If we think that’s intended to describe someone other than you and me, we’re mistaken. Yes, it means the martyrs and the bishops and the nuns, all those holy men and women that we first think of when we hear the word “saint”. But it’s not them alone. You and I, by virtue of our baptism, also have a share in the death of Christ – our souls have been washed in his blood to remove our sinfulness. By that fact, so too are we called to share in his Resurrection, to take, by the grace of God, our place in the Communion of Saints.

But how do we get there? As Catholics, we believe that becoming a saint is a lifelong process – as long as we are alive, we have the opportunity both to lose the grace of God through sin but also then to turn away from sin, repent, confess, and receive that grace of God again. We work out our salvation, as St. Paul says, “with fear and trembling,” recognizing that this work we are engaged in – this identity that we are striving to achieve, of being a saint – is the most important, indeed the only truly important thing that matters.

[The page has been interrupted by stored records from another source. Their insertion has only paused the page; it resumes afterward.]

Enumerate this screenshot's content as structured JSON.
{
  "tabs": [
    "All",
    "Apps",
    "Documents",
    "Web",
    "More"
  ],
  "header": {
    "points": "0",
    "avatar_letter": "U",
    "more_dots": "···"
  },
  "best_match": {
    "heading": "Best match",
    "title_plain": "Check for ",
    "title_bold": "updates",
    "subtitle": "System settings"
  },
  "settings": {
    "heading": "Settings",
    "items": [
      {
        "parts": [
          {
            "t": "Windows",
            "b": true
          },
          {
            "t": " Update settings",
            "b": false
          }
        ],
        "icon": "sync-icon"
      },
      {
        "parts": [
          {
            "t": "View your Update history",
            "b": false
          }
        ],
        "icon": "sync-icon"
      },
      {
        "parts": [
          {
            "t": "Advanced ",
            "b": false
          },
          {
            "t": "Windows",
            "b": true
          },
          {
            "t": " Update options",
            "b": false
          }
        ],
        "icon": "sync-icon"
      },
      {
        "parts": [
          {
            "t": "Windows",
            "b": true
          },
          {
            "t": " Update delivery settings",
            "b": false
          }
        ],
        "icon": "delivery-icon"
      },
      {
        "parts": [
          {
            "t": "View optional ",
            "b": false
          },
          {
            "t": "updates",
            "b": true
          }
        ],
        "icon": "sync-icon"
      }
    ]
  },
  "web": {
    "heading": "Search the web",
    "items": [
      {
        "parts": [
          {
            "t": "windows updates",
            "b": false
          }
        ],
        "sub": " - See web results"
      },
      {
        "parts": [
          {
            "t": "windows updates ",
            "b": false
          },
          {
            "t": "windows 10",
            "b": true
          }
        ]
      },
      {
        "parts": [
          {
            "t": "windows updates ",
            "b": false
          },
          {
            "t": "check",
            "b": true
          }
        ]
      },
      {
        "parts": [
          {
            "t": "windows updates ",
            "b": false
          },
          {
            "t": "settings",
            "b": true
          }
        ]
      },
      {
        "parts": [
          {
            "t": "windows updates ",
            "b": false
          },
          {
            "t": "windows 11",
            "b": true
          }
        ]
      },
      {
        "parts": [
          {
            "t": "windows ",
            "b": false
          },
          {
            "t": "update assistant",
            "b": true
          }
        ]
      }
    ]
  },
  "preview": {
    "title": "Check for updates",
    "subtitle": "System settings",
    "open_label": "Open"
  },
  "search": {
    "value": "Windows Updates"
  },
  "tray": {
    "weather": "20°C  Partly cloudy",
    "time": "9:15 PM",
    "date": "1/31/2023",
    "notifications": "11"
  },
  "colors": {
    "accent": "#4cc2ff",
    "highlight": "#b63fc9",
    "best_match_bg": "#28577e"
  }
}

This life on earth must be for us all about getting to heaven.

The beautiful thing is that the saints themselves show us that there’s not one single path to holiness. The Church traditionally identifies three vocations, three ways of life by which God calls us to holiness. The most common is in the exclusive bond of marriage, by which a man and a woman through their love express to each other the love God has for the other, becoming the foundation by which they share the work of God of bringing new life into the world, ultimately loving each other to heaven. Priesthood too is a vocation of love – specifically, the love of Christ, by which the priest seeks to show the love of God to all whom he encounters. Finally, the consecrated or religious life is a vocation by which God seeks to form a particular bond with a man or woman in order to dedicate them to a particular work of making the world a holier place, usually through prayer or service. They live out in a special way that blueprint for sainthood which Jesus gives us in the Gospel today, the Beatitudes.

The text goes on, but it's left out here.